Delayed Renal Allograft Function and Furosemide Treatment (DRAFFT)

1. Background/ Rationale Kidney Transplantation is a lifesaving modality in patients with end-stage renal disease (ESRD), and the numbers of transplants have been skyrocketing since the first successful trials. In 2013 alone, there were over 18,000 kidney transplants done in the United States of America. Of those, 11,161 were from a deceased donor (NKUDIC 2011, One Legacy 2014, USRDS 2013). One common complication of renal transplants is Delayed Graft Function (DGF). DGF is a serious complication, which is best defined as the need for renal replacement therapy, such as dialysis, within the first week after renal transplant (Mallon et al. 2013). DGF greatly increases the risk of acute and chronic transplant rejection, which decreases patient survival and quality of life, for those patients who do survive (Perico et al. 2004, Weber et al. 2014). Additionally, the rate of DGF is highest in patients who have received deceased donor transplants (One Legacy 2014). Therefore, it is crucial to the well-being of this large population to reduce the incidence of DGF. Our approach is to investigate current treatment modalities for patients post-deceased donor renal transplant, to understand how best to prevent DGF before it even starts. Currently, administration of loop diuretics such as furosemide is a common practice in order to prevent and treat oliguria in renal transplant patients. However, only animal models have been able to show a benefit in treating acute kidney injury (AKI), which occurs in the transplant kidney due to cold ischemia time, with furosemide. There is a lack of evidence that furosemide use leads to improved patient outcomes in patients with AKI (Nadeau-Fredette et al. 2013). Given that side effects of furosemide administration include ototoxicity, hypotension, electrolyte abnormalities, and hypersensitivity reactions, and the investigators hypothesize, may not significantly reduce the incidence of DGF from placebo, it is important to investigate if the benefits of furosemide administration truly outweigh the harms (Strom et al. 2003). The investigators intend to achieve this by way of a randomized, double-blinded, pilot clinical trial in adult oliguric patients, post-deceased donor renal transplant.
2. Objectives

I.Primary Objective:

i.To test the hypothesis that DGF rate is the same in adult oliguric post-deceased donor renal transplant patients administered furosemide vs. placebo.

II.Secondary Objectives:

i.To compare the following within the two treatment groups:

• 30-day, 90-day and 12-month creatinine levels and estimated glomerular filtration rate (eGFR)
• The need for RRT (Hemodialysis or Peritoneal dialysis) 30 days, 90 days and 12 months post-transplant
• The time from transplant to DGF development
• The incidence of DGF
• The incidence of primary graft non-function
• Overall hospital length of stay
• The KDPI score in relation to primary graft non-function

ii. To quantify the association between furosemide administration and relevant patient centered outcomes, such as hospital length of stay and acquired complications, in order to decrease patient morbidity and mortality.

c. Study Outline

All patients that have been admitted for a deceased donor kidney transplant will be seen by the Nephrology service for pre-transplant evaluation. The Nephrology Fellow/Attending physician will go over a checklist that determines if the patient will be eligible for the study and will obtain the informed consent if the patient is eligible. Informed consent will be obtained from all eligible patients. All eligible patients' urine output will be monitored as soon as they return to the unit from the operating room. If the patient remains oliguric or anuric for 6 hours, the bedside nurse will alert the on-call study coordinator for randomization and enrollment per protocol.
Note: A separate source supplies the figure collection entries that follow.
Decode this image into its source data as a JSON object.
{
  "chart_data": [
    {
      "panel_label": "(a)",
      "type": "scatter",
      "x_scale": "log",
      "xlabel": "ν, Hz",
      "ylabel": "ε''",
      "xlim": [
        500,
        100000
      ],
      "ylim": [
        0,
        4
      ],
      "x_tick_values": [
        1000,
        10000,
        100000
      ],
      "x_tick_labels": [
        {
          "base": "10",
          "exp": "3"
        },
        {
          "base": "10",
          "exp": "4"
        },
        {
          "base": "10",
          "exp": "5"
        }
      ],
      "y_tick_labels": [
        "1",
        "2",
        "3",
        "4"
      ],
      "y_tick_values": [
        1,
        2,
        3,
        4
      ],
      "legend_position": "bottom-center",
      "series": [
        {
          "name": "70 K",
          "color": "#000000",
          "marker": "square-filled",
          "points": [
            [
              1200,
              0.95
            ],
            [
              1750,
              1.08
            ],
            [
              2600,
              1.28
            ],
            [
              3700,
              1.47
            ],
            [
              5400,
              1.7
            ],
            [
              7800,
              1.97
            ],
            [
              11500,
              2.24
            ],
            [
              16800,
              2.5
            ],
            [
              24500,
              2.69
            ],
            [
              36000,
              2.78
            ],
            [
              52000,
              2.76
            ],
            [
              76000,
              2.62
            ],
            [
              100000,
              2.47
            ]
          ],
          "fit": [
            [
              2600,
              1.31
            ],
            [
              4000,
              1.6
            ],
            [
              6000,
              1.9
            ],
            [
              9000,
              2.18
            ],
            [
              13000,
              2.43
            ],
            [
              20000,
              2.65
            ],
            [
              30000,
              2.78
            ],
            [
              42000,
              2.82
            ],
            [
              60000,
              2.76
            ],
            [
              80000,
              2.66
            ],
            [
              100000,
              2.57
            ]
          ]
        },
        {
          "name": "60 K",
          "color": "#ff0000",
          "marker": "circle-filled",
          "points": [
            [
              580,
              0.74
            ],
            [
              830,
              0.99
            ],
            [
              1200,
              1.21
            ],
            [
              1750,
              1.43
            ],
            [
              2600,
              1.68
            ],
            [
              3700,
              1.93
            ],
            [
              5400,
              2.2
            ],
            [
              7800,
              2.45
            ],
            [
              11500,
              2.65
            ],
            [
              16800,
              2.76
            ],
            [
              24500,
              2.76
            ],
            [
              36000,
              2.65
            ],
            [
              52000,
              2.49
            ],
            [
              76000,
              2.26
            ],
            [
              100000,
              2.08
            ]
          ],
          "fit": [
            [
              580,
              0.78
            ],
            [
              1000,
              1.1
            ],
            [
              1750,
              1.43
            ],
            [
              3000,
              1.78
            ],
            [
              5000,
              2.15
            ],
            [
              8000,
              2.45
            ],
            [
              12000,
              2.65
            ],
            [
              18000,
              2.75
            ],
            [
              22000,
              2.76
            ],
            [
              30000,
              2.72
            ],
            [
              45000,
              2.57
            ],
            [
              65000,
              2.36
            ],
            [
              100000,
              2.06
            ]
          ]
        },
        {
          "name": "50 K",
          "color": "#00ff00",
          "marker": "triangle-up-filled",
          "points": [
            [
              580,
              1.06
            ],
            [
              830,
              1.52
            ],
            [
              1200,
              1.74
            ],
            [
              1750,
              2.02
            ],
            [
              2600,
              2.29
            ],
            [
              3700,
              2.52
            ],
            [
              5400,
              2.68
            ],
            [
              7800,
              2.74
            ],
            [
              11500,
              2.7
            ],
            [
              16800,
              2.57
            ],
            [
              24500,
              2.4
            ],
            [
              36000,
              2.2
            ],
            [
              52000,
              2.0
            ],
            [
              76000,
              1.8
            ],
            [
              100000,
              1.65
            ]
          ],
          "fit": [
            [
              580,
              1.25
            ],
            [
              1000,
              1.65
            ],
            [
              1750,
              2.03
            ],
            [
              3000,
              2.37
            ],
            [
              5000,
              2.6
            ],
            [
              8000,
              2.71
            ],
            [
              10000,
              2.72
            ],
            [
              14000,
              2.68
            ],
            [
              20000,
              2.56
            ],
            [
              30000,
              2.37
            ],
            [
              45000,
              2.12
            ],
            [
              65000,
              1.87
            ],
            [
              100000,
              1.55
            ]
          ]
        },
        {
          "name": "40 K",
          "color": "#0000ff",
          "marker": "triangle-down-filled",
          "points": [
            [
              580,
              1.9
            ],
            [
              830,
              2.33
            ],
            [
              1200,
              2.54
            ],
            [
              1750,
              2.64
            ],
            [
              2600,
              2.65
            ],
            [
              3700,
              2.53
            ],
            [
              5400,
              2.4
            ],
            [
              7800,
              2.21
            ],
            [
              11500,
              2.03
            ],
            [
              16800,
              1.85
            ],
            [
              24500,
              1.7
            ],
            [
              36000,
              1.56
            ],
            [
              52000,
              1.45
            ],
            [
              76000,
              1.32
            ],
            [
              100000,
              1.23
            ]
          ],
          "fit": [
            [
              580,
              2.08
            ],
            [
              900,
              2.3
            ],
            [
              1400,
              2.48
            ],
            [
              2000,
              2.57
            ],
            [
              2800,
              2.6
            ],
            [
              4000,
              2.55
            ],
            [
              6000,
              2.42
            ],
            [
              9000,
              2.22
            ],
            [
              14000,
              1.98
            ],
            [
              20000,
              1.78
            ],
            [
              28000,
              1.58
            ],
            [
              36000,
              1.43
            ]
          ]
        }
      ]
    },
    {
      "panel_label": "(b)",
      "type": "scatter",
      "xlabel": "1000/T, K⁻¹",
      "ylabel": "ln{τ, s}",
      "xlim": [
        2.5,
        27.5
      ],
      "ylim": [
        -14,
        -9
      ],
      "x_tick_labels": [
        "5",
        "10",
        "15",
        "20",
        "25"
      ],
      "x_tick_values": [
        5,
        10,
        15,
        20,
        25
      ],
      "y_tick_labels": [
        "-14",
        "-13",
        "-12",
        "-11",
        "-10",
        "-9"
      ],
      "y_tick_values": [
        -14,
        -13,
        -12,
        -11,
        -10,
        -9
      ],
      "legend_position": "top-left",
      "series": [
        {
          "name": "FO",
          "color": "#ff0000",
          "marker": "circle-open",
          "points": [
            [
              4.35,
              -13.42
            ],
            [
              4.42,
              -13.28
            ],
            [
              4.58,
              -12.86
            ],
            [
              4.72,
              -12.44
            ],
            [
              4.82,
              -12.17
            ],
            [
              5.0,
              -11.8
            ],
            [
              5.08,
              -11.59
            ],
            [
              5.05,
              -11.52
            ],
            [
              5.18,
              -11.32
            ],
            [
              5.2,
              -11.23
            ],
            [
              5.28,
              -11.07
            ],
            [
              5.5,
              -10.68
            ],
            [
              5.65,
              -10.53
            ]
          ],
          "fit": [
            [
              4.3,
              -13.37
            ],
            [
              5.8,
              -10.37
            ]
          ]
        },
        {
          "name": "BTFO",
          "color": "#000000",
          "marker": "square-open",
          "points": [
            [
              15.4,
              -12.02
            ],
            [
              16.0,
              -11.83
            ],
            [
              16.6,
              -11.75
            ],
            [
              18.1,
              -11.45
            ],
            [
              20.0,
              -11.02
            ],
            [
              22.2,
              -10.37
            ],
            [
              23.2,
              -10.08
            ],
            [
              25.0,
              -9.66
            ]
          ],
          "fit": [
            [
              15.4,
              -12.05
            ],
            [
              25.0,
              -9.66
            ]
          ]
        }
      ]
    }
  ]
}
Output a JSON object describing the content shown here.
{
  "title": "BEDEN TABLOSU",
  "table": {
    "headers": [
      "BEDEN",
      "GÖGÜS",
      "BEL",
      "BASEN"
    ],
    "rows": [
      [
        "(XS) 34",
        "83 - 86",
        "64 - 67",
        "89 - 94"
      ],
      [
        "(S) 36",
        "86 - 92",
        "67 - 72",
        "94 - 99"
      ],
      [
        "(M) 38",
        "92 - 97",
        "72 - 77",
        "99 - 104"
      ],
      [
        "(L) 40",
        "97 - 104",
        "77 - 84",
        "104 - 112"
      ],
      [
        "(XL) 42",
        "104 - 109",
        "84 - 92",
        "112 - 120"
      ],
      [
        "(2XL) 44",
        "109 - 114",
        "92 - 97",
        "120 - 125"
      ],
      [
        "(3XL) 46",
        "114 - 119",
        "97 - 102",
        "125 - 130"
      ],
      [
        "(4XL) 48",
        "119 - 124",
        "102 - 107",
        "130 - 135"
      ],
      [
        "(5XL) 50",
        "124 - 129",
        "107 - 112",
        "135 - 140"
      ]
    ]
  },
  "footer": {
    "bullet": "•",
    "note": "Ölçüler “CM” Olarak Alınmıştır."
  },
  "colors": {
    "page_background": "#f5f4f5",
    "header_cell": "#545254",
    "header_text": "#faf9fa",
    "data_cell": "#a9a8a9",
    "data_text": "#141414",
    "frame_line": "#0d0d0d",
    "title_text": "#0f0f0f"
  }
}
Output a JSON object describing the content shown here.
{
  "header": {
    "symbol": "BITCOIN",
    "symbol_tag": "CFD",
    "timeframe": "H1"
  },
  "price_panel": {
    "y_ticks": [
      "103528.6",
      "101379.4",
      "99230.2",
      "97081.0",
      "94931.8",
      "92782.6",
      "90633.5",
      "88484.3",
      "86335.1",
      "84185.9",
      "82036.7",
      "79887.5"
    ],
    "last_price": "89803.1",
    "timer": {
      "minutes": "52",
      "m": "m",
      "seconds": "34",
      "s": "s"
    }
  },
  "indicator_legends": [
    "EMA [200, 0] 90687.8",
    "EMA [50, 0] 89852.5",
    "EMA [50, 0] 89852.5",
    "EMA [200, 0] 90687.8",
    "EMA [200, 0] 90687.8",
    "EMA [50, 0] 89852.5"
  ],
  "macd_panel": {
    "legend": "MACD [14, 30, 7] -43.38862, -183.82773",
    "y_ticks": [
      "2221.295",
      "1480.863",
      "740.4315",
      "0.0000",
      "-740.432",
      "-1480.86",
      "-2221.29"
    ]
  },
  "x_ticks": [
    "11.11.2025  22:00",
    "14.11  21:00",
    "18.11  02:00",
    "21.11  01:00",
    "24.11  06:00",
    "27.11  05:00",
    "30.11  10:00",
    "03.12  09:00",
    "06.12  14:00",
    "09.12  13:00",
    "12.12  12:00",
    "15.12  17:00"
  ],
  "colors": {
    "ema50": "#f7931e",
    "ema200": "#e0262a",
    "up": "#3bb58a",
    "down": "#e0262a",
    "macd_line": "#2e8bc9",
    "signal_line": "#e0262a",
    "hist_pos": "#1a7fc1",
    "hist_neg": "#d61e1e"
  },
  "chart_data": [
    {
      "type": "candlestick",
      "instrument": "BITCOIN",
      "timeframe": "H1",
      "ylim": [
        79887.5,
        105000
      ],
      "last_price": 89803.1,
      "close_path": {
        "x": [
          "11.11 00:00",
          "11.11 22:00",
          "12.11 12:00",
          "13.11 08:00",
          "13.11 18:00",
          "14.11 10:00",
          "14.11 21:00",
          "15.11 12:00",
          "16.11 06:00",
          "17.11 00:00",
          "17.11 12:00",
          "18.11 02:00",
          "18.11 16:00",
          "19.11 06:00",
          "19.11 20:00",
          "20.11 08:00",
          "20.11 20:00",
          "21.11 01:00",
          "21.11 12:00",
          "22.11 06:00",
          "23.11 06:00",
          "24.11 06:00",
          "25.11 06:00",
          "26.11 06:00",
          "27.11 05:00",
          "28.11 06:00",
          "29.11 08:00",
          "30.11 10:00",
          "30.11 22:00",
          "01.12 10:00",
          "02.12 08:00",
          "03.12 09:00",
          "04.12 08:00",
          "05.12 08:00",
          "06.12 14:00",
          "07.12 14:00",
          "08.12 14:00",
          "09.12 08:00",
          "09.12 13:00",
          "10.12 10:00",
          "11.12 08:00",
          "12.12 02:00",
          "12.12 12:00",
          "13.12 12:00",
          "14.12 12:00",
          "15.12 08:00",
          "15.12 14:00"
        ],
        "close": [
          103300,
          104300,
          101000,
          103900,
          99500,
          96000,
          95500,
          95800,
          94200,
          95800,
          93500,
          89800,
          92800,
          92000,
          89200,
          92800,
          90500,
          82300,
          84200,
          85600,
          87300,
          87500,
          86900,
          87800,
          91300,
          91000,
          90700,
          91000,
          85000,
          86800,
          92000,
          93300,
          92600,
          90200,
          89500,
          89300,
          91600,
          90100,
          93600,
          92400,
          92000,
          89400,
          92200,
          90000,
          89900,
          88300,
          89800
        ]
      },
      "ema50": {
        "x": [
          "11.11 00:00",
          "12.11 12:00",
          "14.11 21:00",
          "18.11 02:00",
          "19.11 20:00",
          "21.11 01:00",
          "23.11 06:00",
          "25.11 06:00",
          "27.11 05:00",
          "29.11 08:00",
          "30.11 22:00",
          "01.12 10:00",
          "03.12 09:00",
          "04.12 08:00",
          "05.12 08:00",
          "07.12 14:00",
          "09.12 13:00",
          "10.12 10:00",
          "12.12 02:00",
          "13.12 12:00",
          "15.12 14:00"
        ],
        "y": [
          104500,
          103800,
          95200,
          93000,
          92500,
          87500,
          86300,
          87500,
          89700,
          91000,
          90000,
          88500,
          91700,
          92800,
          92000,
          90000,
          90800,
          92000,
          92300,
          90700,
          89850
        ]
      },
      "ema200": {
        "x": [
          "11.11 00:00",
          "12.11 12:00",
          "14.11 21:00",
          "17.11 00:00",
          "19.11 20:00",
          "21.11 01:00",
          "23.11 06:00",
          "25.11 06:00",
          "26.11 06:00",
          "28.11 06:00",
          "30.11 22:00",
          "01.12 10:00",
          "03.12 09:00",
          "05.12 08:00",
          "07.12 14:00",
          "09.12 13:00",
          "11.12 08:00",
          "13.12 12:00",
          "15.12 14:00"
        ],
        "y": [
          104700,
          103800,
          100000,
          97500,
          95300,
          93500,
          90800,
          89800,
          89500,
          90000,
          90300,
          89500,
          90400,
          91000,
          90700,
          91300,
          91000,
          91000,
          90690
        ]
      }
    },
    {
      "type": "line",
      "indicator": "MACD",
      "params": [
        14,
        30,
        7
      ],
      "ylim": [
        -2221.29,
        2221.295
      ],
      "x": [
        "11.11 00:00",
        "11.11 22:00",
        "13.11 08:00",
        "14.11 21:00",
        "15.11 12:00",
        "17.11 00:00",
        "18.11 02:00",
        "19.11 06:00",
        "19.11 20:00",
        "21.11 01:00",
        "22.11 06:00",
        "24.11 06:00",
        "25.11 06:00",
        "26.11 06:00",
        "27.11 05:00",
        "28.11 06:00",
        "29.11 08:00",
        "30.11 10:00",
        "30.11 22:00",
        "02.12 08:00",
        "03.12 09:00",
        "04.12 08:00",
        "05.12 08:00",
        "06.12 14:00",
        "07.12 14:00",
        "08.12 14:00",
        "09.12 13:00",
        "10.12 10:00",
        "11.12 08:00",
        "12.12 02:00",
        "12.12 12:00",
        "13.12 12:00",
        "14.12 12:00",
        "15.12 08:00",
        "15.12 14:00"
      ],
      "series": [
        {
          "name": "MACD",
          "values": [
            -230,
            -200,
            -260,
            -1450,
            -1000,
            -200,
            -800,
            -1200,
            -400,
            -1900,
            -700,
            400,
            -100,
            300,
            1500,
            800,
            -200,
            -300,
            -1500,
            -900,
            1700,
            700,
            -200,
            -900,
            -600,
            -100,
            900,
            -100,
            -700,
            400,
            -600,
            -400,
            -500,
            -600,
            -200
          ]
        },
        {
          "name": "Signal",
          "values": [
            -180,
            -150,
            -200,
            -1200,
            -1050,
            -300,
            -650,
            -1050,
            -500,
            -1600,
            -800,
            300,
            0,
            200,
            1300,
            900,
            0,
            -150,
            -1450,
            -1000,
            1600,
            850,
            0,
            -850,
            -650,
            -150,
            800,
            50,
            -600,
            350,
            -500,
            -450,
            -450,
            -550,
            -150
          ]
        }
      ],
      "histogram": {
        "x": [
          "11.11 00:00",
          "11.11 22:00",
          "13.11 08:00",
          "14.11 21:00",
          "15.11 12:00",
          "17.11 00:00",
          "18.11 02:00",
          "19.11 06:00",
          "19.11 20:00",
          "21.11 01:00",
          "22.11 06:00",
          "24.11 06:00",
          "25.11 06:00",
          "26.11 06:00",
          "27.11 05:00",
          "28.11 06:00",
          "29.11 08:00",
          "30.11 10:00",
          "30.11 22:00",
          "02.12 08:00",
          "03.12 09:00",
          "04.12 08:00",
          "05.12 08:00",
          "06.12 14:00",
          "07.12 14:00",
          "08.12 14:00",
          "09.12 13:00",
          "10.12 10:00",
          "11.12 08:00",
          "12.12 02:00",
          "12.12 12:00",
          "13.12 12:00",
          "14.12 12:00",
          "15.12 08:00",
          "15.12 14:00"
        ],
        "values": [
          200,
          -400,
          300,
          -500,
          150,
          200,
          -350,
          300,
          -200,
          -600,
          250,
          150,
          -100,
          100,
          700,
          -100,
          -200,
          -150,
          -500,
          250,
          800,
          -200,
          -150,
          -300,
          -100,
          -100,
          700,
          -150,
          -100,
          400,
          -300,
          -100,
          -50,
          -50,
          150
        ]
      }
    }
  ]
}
Study Intervention Patients assigned to the furosemide infusion group will receive furosemide infusions, as outlined in figure 2. This has been adapted from Ostermann et al. (2007) and the SPARK study protocol (Bagshaw et al. 2010).

Furosemide will be prepared in bags that contain 1000 mg of furosemide per 250 mL of saline reaching a concentration of 4 mg/mL. All medication and placebo bags will have no identifiers that show what type of drug is being administered, for blinding purposes. Medication and placebo bags will have randomly generated study identifier numbers. The protocol in figure 2 will be followed to achieve a total urine output of 1mL/kg/h. The furosemide infusion rate will not exceed 4mg/min IV as this is the maximum set by the manufacturer.